Lawmakers will meet three times this week in an attempt to grasp the intricate details of a bill that aims to keep Alaska’s liquefied natural gas line project moving forward.
Senators on the Senate Resources Committee discussed SB138 for the first time Friday, and the committee has scheduled more hearings Monday, Wednesday and Friday of this week.
The bill essentially asks the Legislature to answer three questions related to the liquefied natural gas plant and pipeline tentatively planned for the northern edge of the state.
The first question seeks to decide if the state going to participate in the project. If that’s a yes, the second relates to how much of a percentage ownership the state wants to take on — the range is 20 to 25 percent.
The last third of the bill outlines the process going forward with contract drafting and negotiating.
“We’re taking a pause in the development of the project,” said Mike Pawlowski, deputy commissioner at the Department of Revenue. “We’re taking it to the Legislature to discuss these three basic things, and decide if we’re going to move the project forward.”
The project has a long history — and one that raised questions at Friday’s hearing, specifically about the state’s partnership with arctic pipeline builder TransCanada.
Sen. Hollis French, D-Anchorage, questioned Pawlowski and Department of Natural Resources Commissioner Joe Balash about the merits of the partnership during the bill’s first committee hearing.
If SB138 passes, TransCanada will be putting forward between $53 million and $67 million for the next phase of the project. The company already did approximately $130 million in work during the Alaska Gasline Inducement Act phase.
“They’re, in a sense, using their cash when they could get higher return on it elsewhere,” Balash said. “They also have staff working on this effort, and that means those employees won’t be doing something else.”
Still, at every legislative break in the project timeline — now, in 12 to 18 months and again in two to three years — the state has the option to buy out TransCanada’s involvement to that point.
The buy-out clause at this point is centered on the $130 million in data previously collected by TransCanada.
“This is a phased process where each party takes a step back and decides whether to proceed with the project momentum,” Pawlowski said.
Should the state or one of the major corporate partners — TransCanada, ConocoPhillips, BP or ExxonMobil — decide to opt out of the project and effectively end the development, the data collected will be valuable for future efforts, Pawlowski added.
Work is also continuing in the early stages on a smaller gasline project based around natural gas near the Cook Inlet in Southcentral Alaska, but that project is largely viewed as a backup should the significantly larger Alaska LNG project not come to fruition.
“If producers were to try to leverage us — do it the way we want or there’s no gas for Alaskans —we have another source we can work with,” said Sen.
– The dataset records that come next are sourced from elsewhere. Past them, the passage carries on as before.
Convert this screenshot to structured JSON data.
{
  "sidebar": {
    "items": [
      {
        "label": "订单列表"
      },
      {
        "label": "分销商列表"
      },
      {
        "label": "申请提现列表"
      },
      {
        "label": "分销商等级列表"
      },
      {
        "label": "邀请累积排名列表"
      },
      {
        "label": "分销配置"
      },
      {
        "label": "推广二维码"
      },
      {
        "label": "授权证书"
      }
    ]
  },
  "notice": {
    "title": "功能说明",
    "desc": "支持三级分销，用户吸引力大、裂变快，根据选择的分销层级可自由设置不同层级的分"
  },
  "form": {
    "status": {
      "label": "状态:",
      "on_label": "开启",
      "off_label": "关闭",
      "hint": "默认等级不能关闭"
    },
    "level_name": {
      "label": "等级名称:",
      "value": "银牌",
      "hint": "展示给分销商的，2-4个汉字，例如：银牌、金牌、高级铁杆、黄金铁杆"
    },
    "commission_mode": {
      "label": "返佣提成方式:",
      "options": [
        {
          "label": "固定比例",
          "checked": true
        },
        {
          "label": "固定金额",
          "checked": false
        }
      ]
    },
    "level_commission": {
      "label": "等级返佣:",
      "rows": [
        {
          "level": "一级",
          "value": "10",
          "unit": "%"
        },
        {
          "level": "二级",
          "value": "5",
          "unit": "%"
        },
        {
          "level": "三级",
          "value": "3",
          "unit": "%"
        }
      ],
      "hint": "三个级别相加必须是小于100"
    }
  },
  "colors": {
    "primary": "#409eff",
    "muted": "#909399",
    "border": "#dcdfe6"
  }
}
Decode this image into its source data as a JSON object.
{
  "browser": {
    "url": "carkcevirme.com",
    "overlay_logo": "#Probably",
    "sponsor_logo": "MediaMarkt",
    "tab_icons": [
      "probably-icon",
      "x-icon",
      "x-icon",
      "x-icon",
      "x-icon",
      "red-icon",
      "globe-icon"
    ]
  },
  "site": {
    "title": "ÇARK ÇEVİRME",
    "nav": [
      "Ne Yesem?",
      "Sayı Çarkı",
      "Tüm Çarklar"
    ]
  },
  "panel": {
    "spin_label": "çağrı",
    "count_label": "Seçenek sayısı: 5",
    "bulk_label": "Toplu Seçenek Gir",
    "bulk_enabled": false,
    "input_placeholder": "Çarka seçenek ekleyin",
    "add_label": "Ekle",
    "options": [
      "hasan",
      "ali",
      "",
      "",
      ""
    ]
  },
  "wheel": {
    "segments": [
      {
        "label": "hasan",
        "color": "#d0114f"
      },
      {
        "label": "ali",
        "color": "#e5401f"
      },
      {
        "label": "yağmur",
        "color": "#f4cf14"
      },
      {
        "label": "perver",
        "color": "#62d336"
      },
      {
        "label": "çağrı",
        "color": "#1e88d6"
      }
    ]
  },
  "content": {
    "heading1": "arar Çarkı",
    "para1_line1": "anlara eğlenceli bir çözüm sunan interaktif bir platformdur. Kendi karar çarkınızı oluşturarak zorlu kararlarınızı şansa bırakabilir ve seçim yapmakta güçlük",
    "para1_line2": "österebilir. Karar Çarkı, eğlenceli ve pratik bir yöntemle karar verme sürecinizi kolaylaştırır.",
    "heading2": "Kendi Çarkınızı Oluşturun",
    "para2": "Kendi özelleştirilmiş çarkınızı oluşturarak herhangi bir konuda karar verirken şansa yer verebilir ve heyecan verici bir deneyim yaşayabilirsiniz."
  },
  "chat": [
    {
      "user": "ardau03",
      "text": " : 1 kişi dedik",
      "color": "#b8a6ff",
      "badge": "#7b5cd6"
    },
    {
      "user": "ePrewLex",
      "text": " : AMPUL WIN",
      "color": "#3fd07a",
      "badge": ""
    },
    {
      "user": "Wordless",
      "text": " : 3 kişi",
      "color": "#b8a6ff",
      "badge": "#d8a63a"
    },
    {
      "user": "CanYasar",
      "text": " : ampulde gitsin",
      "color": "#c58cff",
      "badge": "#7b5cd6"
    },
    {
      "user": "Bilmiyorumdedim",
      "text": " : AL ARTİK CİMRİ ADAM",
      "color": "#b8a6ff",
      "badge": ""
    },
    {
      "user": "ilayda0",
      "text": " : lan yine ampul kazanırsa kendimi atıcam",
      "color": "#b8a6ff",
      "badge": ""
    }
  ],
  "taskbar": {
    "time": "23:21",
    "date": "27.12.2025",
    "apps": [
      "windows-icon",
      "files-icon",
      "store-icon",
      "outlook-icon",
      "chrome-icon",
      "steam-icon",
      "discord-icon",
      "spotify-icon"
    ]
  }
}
Fred Dyson, R-Eagle River. “It’d be an expensive one and tough one, but we’ve got it.”
Still, SB138 clearing the Legislature does not mean the Alaska LNG project will definitively happen — it means the next phase will begin.
“There could be something that completely upsets the economics or the appetites of the commercial parties,” Balash said. “We can’t predict that.”
Monday’s meeting on the bill is expected to look at potential revenue in the future, and the Senate Resource committee is scheduled for 3:30 p.m. in Butrovich 205.